All her worries melted when she touched down in Dubai in 2005. “It was an adult Disneyland, where Sheikh Mohammed is the mouse,” she says. “Life was fantastic. You had these amazing big apartments, you had a whole army of your own staff, you pay no taxes at all. It seemed like everyone was a CEO. We were partying the whole time.”
Her husband, Daniel, bought two properties. “We were drunk on Dubai,” she says. But for the first time in his life, he was beginning to mismanage their finances. “We’re not talking huge sums, but he was getting confused. It was so unlike Daniel, I was surprised. We got into a little bit of debt.” After a year, she found out why: Daniel was diagnosed with a brain tumour.
One doctor told him he had a year to live; another said it was benign and he’d be okay. But the debts were growing. “Before I came here, I didn’t know anything about Dubai law. I assumed if all these big companies come here, it must be pretty like Canada’s or any other liberal democracy’s,” she says. Nobody told her there is no concept of bankruptcy. If you get into debt and you can’t pay, you go to prison.

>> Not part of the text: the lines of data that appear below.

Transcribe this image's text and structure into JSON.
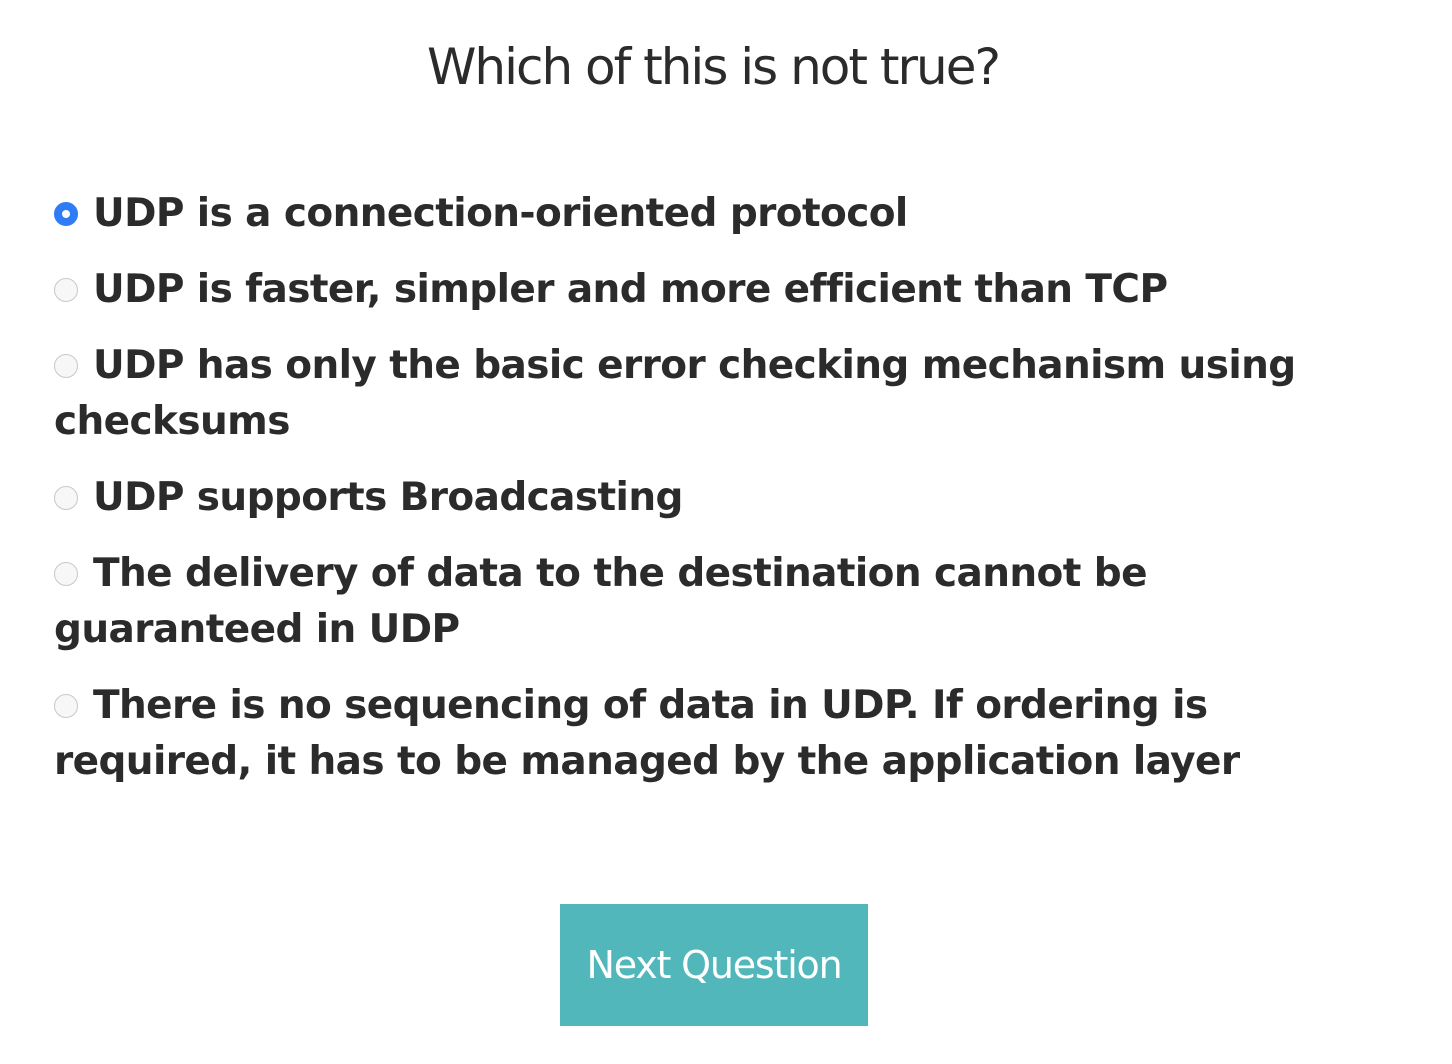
{
  "quiz": {
    "question": "Which of this is not true?",
    "selected_index": 0,
    "options": [
      {
        "label": "UDP is a connection-oriented protocol",
        "selected": true
      },
      {
        "label": "UDP is faster, simpler and more efficient than TCP",
        "selected": false
      },
      {
        "label": "UDP has only the basic error checking mechanism using checksums",
        "selected": false
      },
      {
        "label": "UDP supports Broadcasting",
        "selected": false
      },
      {
        "label": "The delivery of data to the destination cannot be guaranteed in UDP",
        "selected": false
      },
      {
        "label": "There is no sequencing of data in UDP. If ordering is required, it has to be managed by the application layer",
        "selected": false
      }
    ],
    "next_button_label": "Next Question"
  },
  "colors": {
    "accent_radio": "#2f7cf6",
    "button_background": "#52b7ba",
    "text": "#2b2b2b"
  }
}
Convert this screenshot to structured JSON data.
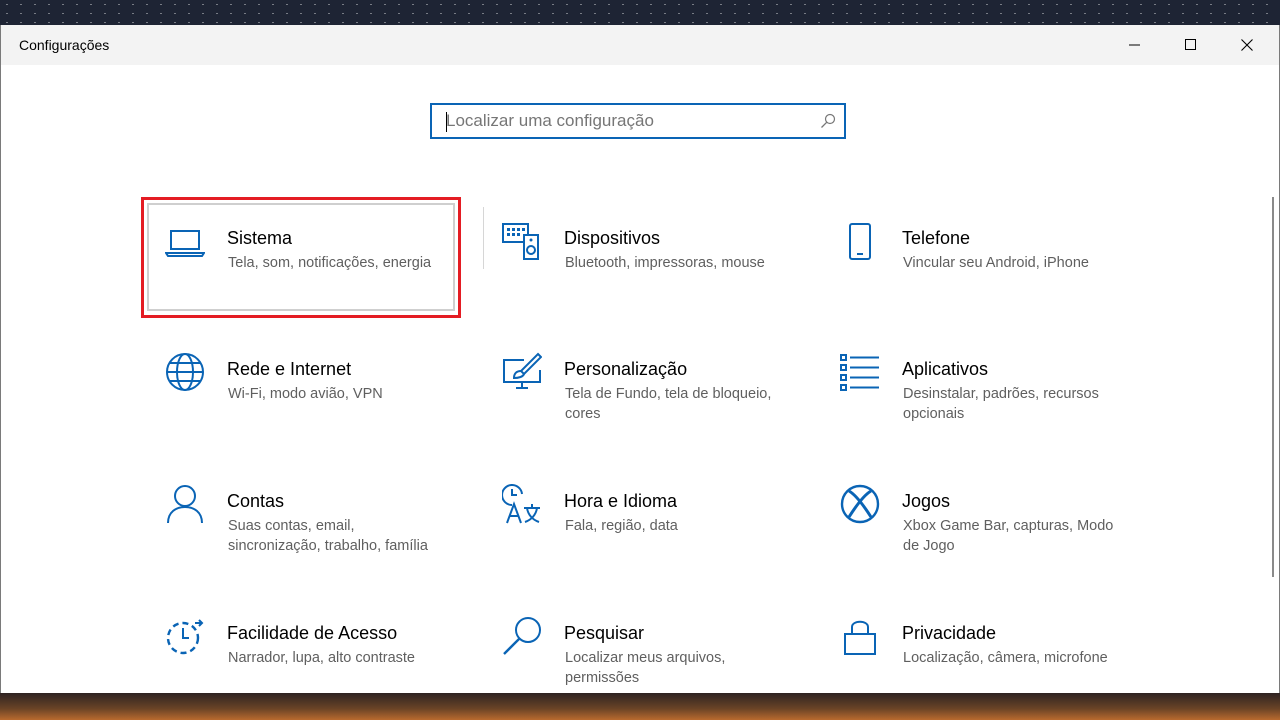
{
  "window": {
    "title": "Configurações"
  },
  "search": {
    "placeholder": "Localizar uma configuração"
  },
  "tiles": [
    {
      "name": "Sistema",
      "desc": "Tela, som, notificações, energia",
      "icon": "laptop-icon"
    },
    {
      "name": "Dispositivos",
      "desc": "Bluetooth, impressoras, mouse",
      "icon": "devices-icon"
    },
    {
      "name": "Telefone",
      "desc": "Vincular seu Android, iPhone",
      "icon": "phone-icon"
    },
    {
      "name": "Rede e Internet",
      "desc": "Wi-Fi, modo avião, VPN",
      "icon": "globe-icon"
    },
    {
      "name": "Personalização",
      "desc": "Tela de Fundo, tela de bloqueio, cores",
      "icon": "paintbrush-icon"
    },
    {
      "name": "Aplicativos",
      "desc": "Desinstalar, padrões, recursos opcionais",
      "icon": "apps-list-icon"
    },
    {
      "name": "Contas",
      "desc": "Suas contas, email, sincronização, trabalho, família",
      "icon": "person-icon"
    },
    {
      "name": "Hora e Idioma",
      "desc": "Fala, região, data",
      "icon": "time-language-icon"
    },
    {
      "name": "Jogos",
      "desc": "Xbox Game Bar, capturas, Modo de Jogo",
      "icon": "xbox-icon"
    },
    {
      "name": "Facilidade de Acesso",
      "desc": "Narrador, lupa, alto contraste",
      "icon": "ease-of-access-icon"
    },
    {
      "name": "Pesquisar",
      "desc": "Localizar meus arquivos, permissões",
      "icon": "search-icon"
    },
    {
      "name": "Privacidade",
      "desc": "Localização, câmera, microfone",
      "icon": "lock-icon"
    }
  ],
  "colors": {
    "accent": "#0a64b5",
    "highlight": "#e41c23"
  }
}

“When we realised that, I sat Daniel down and told him: listen, we need to get out of here. He knew he was guaranteed a pay-off when he resigned, so we said – right, let’s take the pay-off, clear the debt, and go.” So Daniel resigned – but he was given a lower pay-off than his contract suggested. The debt remained. As soon as you quit your job in Dubai, your employer has to inform your bank. If you have any outstanding debts that aren’t covered by your savings, then all your accounts are frozen, and you are forbidden to leave the country.
“Suddenly our cards stopped working. We had nothing. We were thrown out of our apartment.” Karen can’t speak about what happened next for a long time; she is shaking.
Daniel was arrested and taken away on the day of their eviction. It was six days before she could talk to him. “He told me he was put in a cell with another debtor, a Sri Lankan guy who was only 27, who said he couldn’t face the shame to his family. Daniel woke up and the boy had swallowed razor-blades. He banged for help, but nobody came, and the boy died in front of him.”
Karen managed to beg from her friends for a few weeks, “but it was so humiliating. I’ve never lived like this. I worked in the fashion industry. I had my own shops. I’ve never…” She peters out.
Daniel was sentenced to six months’ imprisonment at a trial he couldn’t understand. It was in Arabic, and there was no translation. “Now I’m here illegally, too,” Karen says I’ve got no money, nothing. I have to last nine months until he’s out, somehow.” Looking away, almost paralysed with embarrassment, she asks if I could buy her a meal.
She is not alone. All over the city, there are maxed-out expats sleeping secretly in the sand-dunes or the airport or in their cars.
“The thing you have to understand about Dubai is – nothing is what it seems,” Karen says at last. “Nothing. This isn’t a city, it’s a con-job. They lure you in telling you it’s one thing – a modern kind of place – but beneath the surface it’s a medieval dictatorship.”